Fascinating. 73°F at twelve noon. In July. Average temperature for the middle of July, here, is about 107°F. Chickens scratching in the dirt, hammock swinging in the breeze, “Credo’s Hope” waiting on my Nook…what’s a girl to do? Seems a waste of a gorgeous, god-given day to lock myself inside the house and stare at a computer. Sounds unnatural. Don’t writer’s need mental health days, too? (Especially writers!!) Now, if I can just ease around my guilt I can slip into the hammock…
Girl cops, plenty of bad guys, handsome hunks and sexy ladies (including a mysterious female Mafia boss), lots of food, and dogs. What more could you want out of a police procedural? A tight plot, lots of good-natured humor, fast pace, and a satisfying end? “Credo’s Hope” delivers it all. An ex-cop, Holt is a PG-13, female Wambaugh. The first of Holt’s “Credo” novels earns all five stars. Thoroughly entertaining and highly recommended.

I’m getting restless. Got a Frank brewing in my brain. Something spooky…I want to be a writer for a while, not just a self-promoter. Feels like there’s not enough time to do both. And work fulltime. And have a homelife. And a home. And social life. And community obligations. Not to mention reading, playing with the dogs, exercising, cooking…
No wonder I want to write. When I’m in a story all that other stuff melts away. Bye-bye. “Member the old Calgon commercials? Taht’s what I want. “Frank, take me away!”
England. 1690. A woman of the land, a healer, tells her daughter, “Go! North-west. Before the men come!” On a stolen mare the child flees to the Scottish Highlands, a lawless, wild land of rogues and reivers, where maybe Corrag, a “witch” won’t be noticed. For a time she is not. Until the day soldiers come in coats red like blood against the snow. Chained in a cell, near the end of winter, she waits for the spring thaw, where she will meet death by burning. As the dreaded drip-drip of melting snow begins, Corrag tells her tale to an unlikely visitor, an Irish insurrectionist bent on destroying the power of Orange.
Against the tumultuous backdrop of Celtic power and politics, “Corrag” unfolds in a dreamlike foreground of woods, loch, and mountain. Despite her mother’s warning to never love, Corrag is a woman of heart, fiercely in love with snow and sunsets, the wild stag and healing herb, and eventually, the Highland clan that accepts her.
Fletcher spins Corrag’s tale as if casting a spell, binding both Corrag’s listener and the reader with words that rend them helpless to unlisten. In lyric, beguiling prose, Fletcher weaves a tale of courage, transformation, and ultimately, the power of the heart.

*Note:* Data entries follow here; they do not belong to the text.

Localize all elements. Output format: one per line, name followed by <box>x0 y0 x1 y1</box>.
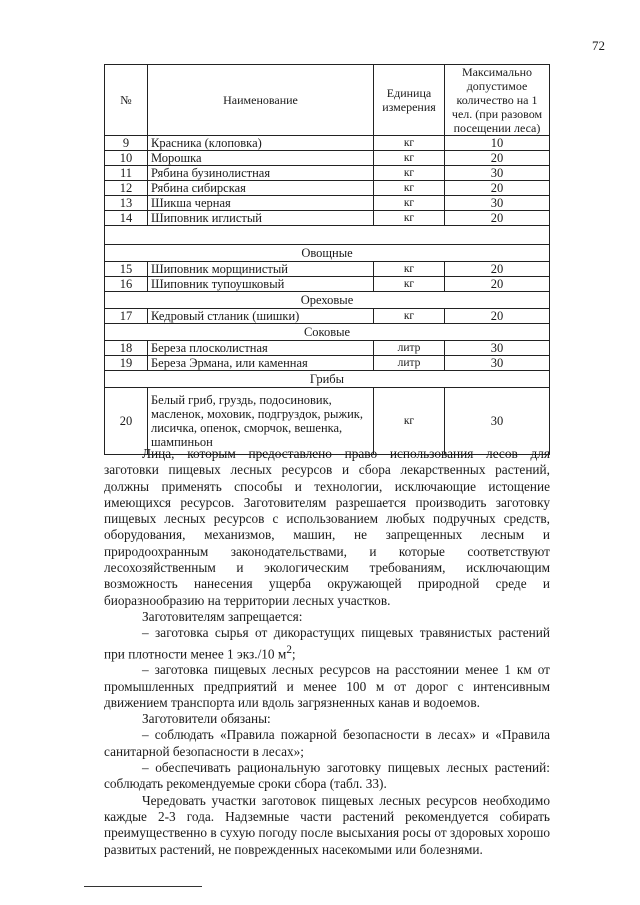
row-name: Белый гриб, груздь, подосиновик, масленок, моховик, подгруздок, рыжик, лисичка, опенок, сморчок, вешенка, шампиньон <box>148 388 374 455</box>
row-unit: кг <box>374 211 445 226</box>
table-row <box>105 262 550 277</box>
row-unit: кг <box>374 309 445 324</box>
section-row-vegetables <box>105 245 550 262</box>
row-max: 30 <box>445 196 550 211</box>
row-max: 30 <box>445 356 550 371</box>
section-title: Ореховые <box>105 292 550 309</box>
row-num: 16 <box>105 277 148 292</box>
row-num: 11 <box>105 166 148 181</box>
header-num: № <box>105 65 148 136</box>
row-unit: кг <box>374 166 445 181</box>
section-row-sap <box>105 324 550 341</box>
row-max: 30 <box>445 388 550 455</box>
row-name: Береза Эрмана, или каменная <box>148 356 374 371</box>
table-row <box>105 341 550 356</box>
paragraph: – соблюдать «Правила пожарной безопасности в лесах» и «Правила санитарной безопасности в лесах»; <box>104 727 550 759</box>
row-unit: кг <box>374 262 445 277</box>
table-row <box>105 181 550 196</box>
row-unit: кг <box>374 388 445 455</box>
paragraph-text: ; <box>291 645 296 661</box>
row-max: 30 <box>445 166 550 181</box>
row-name: Рябина бузинолистная <box>148 166 374 181</box>
row-name: Шиповник морщинистый <box>148 262 374 277</box>
row-unit: литр <box>374 341 445 356</box>
row-num: 15 <box>105 262 148 277</box>
row-name: Морошка <box>148 151 374 166</box>
table-row <box>105 309 550 324</box>
row-max: 10 <box>445 136 550 151</box>
row-max: 20 <box>445 151 550 166</box>
paragraph: Заготовители обязаны: <box>142 711 271 727</box>
row-name: Береза плосколистная <box>148 341 374 356</box>
table-row <box>105 196 550 211</box>
row-max: 20 <box>445 181 550 196</box>
row-num: 14 <box>105 211 148 226</box>
row-num: 19 <box>105 356 148 371</box>
body-text <box>104 446 550 858</box>
paragraph-text: – заготовка сырья от дикорастущих пищевых травянистых растений при плотности менее 1 экз./10 м <box>104 625 550 661</box>
superscript: 2 <box>286 643 292 656</box>
table-row <box>105 166 550 181</box>
row-name: Шиповник иглистый <box>148 211 374 226</box>
row-num: 17 <box>105 309 148 324</box>
row-name: Рябина сибирская <box>148 181 374 196</box>
row-unit: кг <box>374 136 445 151</box>
table-row <box>105 211 550 226</box>
paragraph: – обеспечивать рациональную заготовку пищевых лесных растений: соблюдать рекомендуемые сроки сбора (табл. 33). <box>104 760 550 792</box>
section-title: Овощные <box>105 245 550 262</box>
table-row <box>105 356 550 371</box>
paragraph: Чередовать участки заготовок пищевых лесных ресурсов необходимо каждые 2-3 года. Надземные части растений рекомендуется собирать преимущественно в сухую погоду после высыхания росы от здоровых хорошо развитых растений, не поврежденных насекомыми или болезнями. <box>104 792 550 857</box>
row-num: 10 <box>105 151 148 166</box>
row-name: Кедровый стланик (шишки) <box>148 309 374 324</box>
table-row <box>105 388 550 455</box>
row-max: 20 <box>445 262 550 277</box>
header-name: Наименование <box>148 65 374 136</box>
row-unit: кг <box>374 196 445 211</box>
paragraph <box>104 625 550 662</box>
paragraph: Заготовителям запрещается: <box>142 608 303 624</box>
row-num: 18 <box>105 341 148 356</box>
section-title: Соковые <box>105 324 550 341</box>
table-row <box>105 151 550 166</box>
section-row-nuts <box>105 292 550 309</box>
row-name: Шикша черная <box>148 196 374 211</box>
row-num: 13 <box>105 196 148 211</box>
section-row-mushrooms <box>105 371 550 388</box>
header-max: Максимально допустимое количество на 1 чел. (при разовом посещении леса) <box>445 65 550 136</box>
header-unit: Единица измерения <box>374 65 445 136</box>
row-unit: кг <box>374 277 445 292</box>
row-unit: кг <box>374 151 445 166</box>
row-max: 20 <box>445 211 550 226</box>
row-num: 12 <box>105 181 148 196</box>
footnote-separator <box>84 886 202 887</box>
table-row <box>105 277 550 292</box>
row-max: 30 <box>445 341 550 356</box>
page-number: 72 <box>592 38 605 53</box>
row-num: 20 <box>105 388 148 455</box>
paragraph: – заготовка пищевых лесных ресурсов на расстоянии менее 1 км от промышленных предприятий и менее 100 м от дорог с интенсивным движением транспорта или вдоль загрязненных канав и водоемов. <box>104 662 550 710</box>
table-header-row <box>105 65 550 136</box>
row-max: 20 <box>445 277 550 292</box>
row-max: 20 <box>445 309 550 324</box>
row-unit: литр <box>374 356 445 371</box>
section-title: Грибы <box>105 371 550 388</box>
table-spacer-row <box>105 226 550 245</box>
table-row <box>105 136 550 151</box>
norms-table <box>104 64 550 455</box>
row-name: Шиповник тупоушковый <box>148 277 374 292</box>
row-num: 9 <box>105 136 148 151</box>
row-unit: кг <box>374 181 445 196</box>
row-name: Красника (клоповка) <box>148 136 374 151</box>
paragraph: Лица, которым предоставлено право использования лесов для заготовки пищевых лесных ресурсов и сбора лекарственных растений, должны применять способы и технологии, исключающие истощение имеющихся ресурсов. Заготовителям разрешается производить заготовку пищевых лесных ресурсов с использованием любых подручных средств, оборудования, механизмов, машин, не запрещенных лесным и природоохранным законодательствами, и которые соответствуют лесохозяйственным и экологическим требованиям, исключающим возможность нанесения ущерба окружающей природной среде и биоразнообразию на территории лесных участков. <box>104 446 550 608</box>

Salem West at Rainbow Reader recommended I try “Appalachian Justice.” Thank you, Salem! It was love at first paragraph. My favorite books as a kid were My Side of the Mountain (Puffin Modern Classics) and Island of the Blue Dolphins (Illustrated) so how could I not be immediately drawn to Billy Mae’s Appalachian hermitage? Though the setting grabbed me right away, what kept me was Billy Mae’s voice. Clayton nailed the speech, inflection and expression of small-town Appalachia. Billy Mae is crusty but immediately accessible. (My only complaint and what kept the book from 5 stars is that the rest of the characters seemed a bit cliched, just a wee too stereotypical.) Clayton develops tension from the get-go and is able to sustain it. And thank you, Ms. Clayton for having a realistic relationship between Billy Mae and Corinne, not just a mawkish romance. How refreshing! A poignant page-turner, “Justice” is an outstanding debut from an original voice.